Dubai: The UAE’s non-oil private sector continued to report strong output growth in November, with the Purchasing Managers’ Index (PMI) rising to 55.8 in November from 55 in October.
The average PMI with just one month left of the year is 55.7, marginally lower than the 55.9 recorded in the same period last year, signalling growth in the non-oil private sector at a similar rate to 2017.
Official data showed the UAE’s non-oil sector grew 2.5 per cent in 2017. The Quarterly Economic Review of the Central Bank of UAE for the third quarter of 2018 projected the non-oil GDP in excess of 3 per cent for the whole year, while in the second and third quarter of the year the private sector grew at the rate of 3.3- and 3.2 per cent, respectively.
PMI data for November showed domestic demand and new orders were supported by price discounting.
“Selling prices in the UAE fell at the fastest rate since the 2009 recession in November, with the output price index declining to 47 from 48.7 in October,” said Khatija Haque, head of MENA Research at Emirates NBD. “Input costs rose at the fastest rate since January even as firms were cutting output prices indicating the challenging business environment and the pressure this is putting on firms to compete on price.”
Data suggests that price discounting helped firms to secure new work during November. Decline in in output prices was recorded in spite of a pick up in the rate of cost inflation. Overall input prices rose to the greatest extent since the introduction of VAT in January.
The rise in overall input costs was driven by higher purchase prices, which respondents linked in turn to increased raw material costs and higher prices charged by wholesalers.

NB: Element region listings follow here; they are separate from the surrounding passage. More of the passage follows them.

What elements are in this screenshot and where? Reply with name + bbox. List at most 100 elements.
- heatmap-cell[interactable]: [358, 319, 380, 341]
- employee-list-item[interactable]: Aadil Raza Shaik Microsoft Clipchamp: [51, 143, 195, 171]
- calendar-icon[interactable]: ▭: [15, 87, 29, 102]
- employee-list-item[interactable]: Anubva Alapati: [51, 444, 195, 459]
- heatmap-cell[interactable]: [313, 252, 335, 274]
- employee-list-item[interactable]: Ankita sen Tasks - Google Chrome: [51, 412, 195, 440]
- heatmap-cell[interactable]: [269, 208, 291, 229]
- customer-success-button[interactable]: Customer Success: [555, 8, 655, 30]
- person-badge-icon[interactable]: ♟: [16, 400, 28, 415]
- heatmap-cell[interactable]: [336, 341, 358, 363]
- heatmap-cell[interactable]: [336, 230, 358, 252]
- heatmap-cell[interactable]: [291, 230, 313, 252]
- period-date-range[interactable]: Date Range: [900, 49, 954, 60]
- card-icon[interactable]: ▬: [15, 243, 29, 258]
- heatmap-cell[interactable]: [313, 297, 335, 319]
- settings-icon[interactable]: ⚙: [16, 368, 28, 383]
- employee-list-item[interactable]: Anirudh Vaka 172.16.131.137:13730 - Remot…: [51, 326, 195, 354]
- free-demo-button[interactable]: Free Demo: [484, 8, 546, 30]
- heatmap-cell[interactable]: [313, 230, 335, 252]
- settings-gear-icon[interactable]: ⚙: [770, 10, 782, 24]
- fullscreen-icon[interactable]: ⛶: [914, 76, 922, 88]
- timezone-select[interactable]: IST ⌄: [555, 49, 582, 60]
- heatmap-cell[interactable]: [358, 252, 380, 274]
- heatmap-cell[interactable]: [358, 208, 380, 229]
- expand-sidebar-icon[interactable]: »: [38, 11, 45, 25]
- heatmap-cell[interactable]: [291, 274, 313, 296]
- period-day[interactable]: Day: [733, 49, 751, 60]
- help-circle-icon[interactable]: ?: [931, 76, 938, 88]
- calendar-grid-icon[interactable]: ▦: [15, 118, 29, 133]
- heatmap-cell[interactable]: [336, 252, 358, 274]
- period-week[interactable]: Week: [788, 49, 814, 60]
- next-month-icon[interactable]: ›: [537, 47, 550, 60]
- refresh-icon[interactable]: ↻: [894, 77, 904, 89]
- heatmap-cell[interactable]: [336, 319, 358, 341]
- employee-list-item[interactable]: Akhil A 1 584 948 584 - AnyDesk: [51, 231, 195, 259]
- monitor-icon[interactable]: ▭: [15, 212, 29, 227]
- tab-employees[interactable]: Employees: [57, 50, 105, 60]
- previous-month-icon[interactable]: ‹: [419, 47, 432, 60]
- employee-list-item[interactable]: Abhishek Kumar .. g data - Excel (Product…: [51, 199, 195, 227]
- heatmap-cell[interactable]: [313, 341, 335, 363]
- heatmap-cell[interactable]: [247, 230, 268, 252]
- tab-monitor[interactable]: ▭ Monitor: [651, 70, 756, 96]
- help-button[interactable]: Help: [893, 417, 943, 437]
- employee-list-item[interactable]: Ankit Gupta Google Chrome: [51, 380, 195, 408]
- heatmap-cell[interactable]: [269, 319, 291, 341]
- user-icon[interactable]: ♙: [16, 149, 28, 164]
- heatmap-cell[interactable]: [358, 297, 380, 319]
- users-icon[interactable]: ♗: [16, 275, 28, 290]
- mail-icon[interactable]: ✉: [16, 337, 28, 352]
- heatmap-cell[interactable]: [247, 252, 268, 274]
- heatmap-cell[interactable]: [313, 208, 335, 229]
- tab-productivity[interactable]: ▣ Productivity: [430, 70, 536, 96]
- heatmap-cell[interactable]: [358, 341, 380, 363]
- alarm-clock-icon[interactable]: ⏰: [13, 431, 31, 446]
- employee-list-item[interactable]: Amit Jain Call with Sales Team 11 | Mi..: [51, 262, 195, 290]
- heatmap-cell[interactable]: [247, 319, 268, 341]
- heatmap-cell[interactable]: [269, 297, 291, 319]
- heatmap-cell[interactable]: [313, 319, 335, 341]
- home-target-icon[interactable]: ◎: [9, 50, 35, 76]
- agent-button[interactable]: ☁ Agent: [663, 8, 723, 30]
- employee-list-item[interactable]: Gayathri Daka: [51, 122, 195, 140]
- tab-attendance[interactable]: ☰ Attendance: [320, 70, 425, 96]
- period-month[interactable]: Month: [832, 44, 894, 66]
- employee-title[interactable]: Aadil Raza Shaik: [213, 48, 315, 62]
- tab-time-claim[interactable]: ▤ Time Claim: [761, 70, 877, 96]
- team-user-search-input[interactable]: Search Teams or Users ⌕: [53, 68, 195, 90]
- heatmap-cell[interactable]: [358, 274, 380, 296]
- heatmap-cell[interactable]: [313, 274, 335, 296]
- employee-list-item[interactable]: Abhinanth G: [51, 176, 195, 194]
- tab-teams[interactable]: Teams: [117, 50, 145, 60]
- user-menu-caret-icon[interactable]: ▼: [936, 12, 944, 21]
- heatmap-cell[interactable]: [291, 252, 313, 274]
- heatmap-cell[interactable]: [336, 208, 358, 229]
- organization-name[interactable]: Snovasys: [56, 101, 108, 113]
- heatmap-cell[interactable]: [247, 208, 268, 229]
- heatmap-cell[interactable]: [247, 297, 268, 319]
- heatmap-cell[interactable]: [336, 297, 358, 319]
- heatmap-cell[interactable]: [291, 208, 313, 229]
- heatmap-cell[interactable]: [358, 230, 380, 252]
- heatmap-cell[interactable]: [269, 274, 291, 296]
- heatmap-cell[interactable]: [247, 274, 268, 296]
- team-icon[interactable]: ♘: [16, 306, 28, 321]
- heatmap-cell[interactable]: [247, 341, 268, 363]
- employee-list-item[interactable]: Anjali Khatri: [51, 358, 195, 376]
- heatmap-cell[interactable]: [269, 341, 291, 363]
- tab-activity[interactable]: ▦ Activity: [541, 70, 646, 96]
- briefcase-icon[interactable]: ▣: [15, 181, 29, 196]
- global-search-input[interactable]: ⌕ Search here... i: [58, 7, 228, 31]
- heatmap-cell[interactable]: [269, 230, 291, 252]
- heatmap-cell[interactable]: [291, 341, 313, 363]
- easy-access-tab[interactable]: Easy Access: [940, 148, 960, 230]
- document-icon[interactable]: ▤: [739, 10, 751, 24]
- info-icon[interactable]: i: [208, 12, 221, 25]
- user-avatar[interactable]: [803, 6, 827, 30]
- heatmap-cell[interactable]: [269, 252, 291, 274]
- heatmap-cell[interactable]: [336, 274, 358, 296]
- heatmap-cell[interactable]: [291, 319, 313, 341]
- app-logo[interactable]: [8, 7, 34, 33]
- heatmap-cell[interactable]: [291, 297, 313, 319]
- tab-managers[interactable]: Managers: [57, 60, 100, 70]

Despite sustained growth in output, private sector job creation continued to remain sluggish, with the employment index rose marginally to 50.6 in November from 50.1 in October. But the majority of firms (94.2 per cent) reported unchanged headcount last month. The 3.1 per cent of firms who reported increased hiring attributed this to higher workloads.

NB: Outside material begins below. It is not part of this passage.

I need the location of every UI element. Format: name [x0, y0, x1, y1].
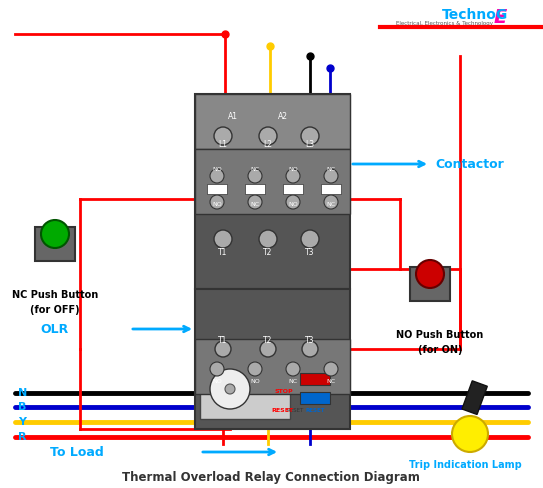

“Steep price discounting combined with other marketing efforts helped support domestic demand, and both output and new work rose at a faster rate last month, compared with October,” said Haque. “Firmer export demand also contributed to overall new orders growth in November, with new export orders rising at the fastest pace in four months. Some businesses reported increased orders from other GCC countries in particular.”

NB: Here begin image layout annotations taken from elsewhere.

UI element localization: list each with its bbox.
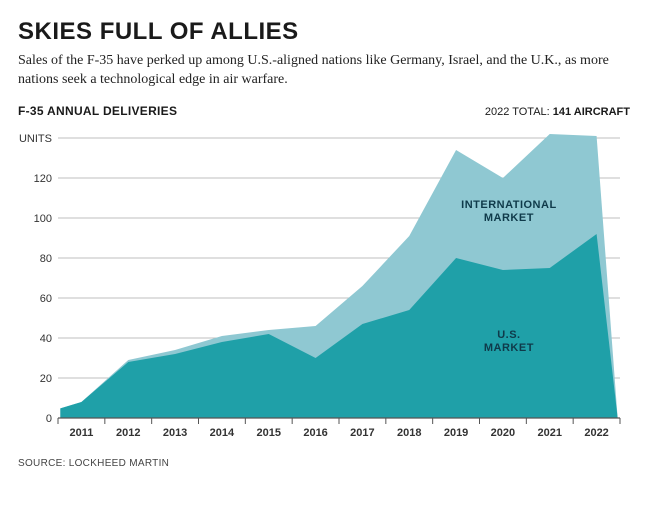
svg-text:20: 20 (40, 373, 52, 385)
headline: SKIES FULL OF ALLIES (18, 18, 632, 46)
svg-text:40: 40 (40, 333, 52, 345)
svg-text:0: 0 (46, 413, 52, 425)
x-tick-label: 2019 (444, 427, 468, 439)
svg-text:120: 120 (34, 173, 52, 185)
source-attribution: SOURCE: LOCKHEED MARTIN (18, 458, 632, 469)
series-label-us: U.S. (497, 329, 520, 341)
series-label-us: MARKET (484, 342, 534, 354)
total-annotation-prefix: 2022 TOTAL: (485, 106, 553, 118)
x-tick-label: 2016 (303, 427, 327, 439)
chart-container: 0 20 40 60 80 100 120 140 UNITS 2011 2012 2013 2014… (18, 120, 630, 450)
x-tick-label: 2022 (584, 427, 608, 439)
x-tick-label: 2013 (163, 427, 187, 439)
svg-text:60: 60 (40, 293, 52, 305)
x-tick-label: 2018 (397, 427, 421, 439)
total-annotation-value: 141 AIRCRAFT (553, 106, 630, 118)
x-tick-label: 2014 (210, 427, 235, 439)
svg-text:100: 100 (34, 213, 52, 225)
x-tick-label: 2017 (350, 427, 374, 439)
total-annotation: 2022 TOTAL: 141 AIRCRAFT (485, 106, 630, 118)
subhead: Sales of the F-35 have perked up among U… (18, 52, 618, 90)
stacked-area-chart: 0 20 40 60 80 100 120 140 UNITS 2011 2012 2013 2014… (18, 120, 630, 450)
series-label-international: MARKET (484, 212, 534, 224)
svg-text:80: 80 (40, 253, 52, 265)
x-tick-label: 2012 (116, 427, 140, 439)
x-tick-label: 2015 (257, 427, 281, 439)
x-tick-label: 2011 (69, 427, 93, 439)
series-label-international: INTERNATIONAL (461, 199, 557, 211)
svg-text:140 UNITS: 140 UNITS (18, 133, 52, 145)
x-tick-label: 2020 (491, 427, 515, 439)
x-tick-label: 2021 (538, 427, 562, 439)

Staff costs were only marginally higher in November, with just 1.4 per cent of respondents saying they had increased wages and salaries.
Purchasing activity among private sector firms increased sharply in November, as firms responded to increased new orders and output requirements. However, the overall level of inventories was unchanged, suggesting that firms are unwilling to invest in pre-production goods until they are actually required.
Optimism about future output remained near the series high, although this index declined modestly from October. 75 per cent of firms surveyed expected their output to be higher in a year’s time, compared with 6.7 per cent who predicted lower output.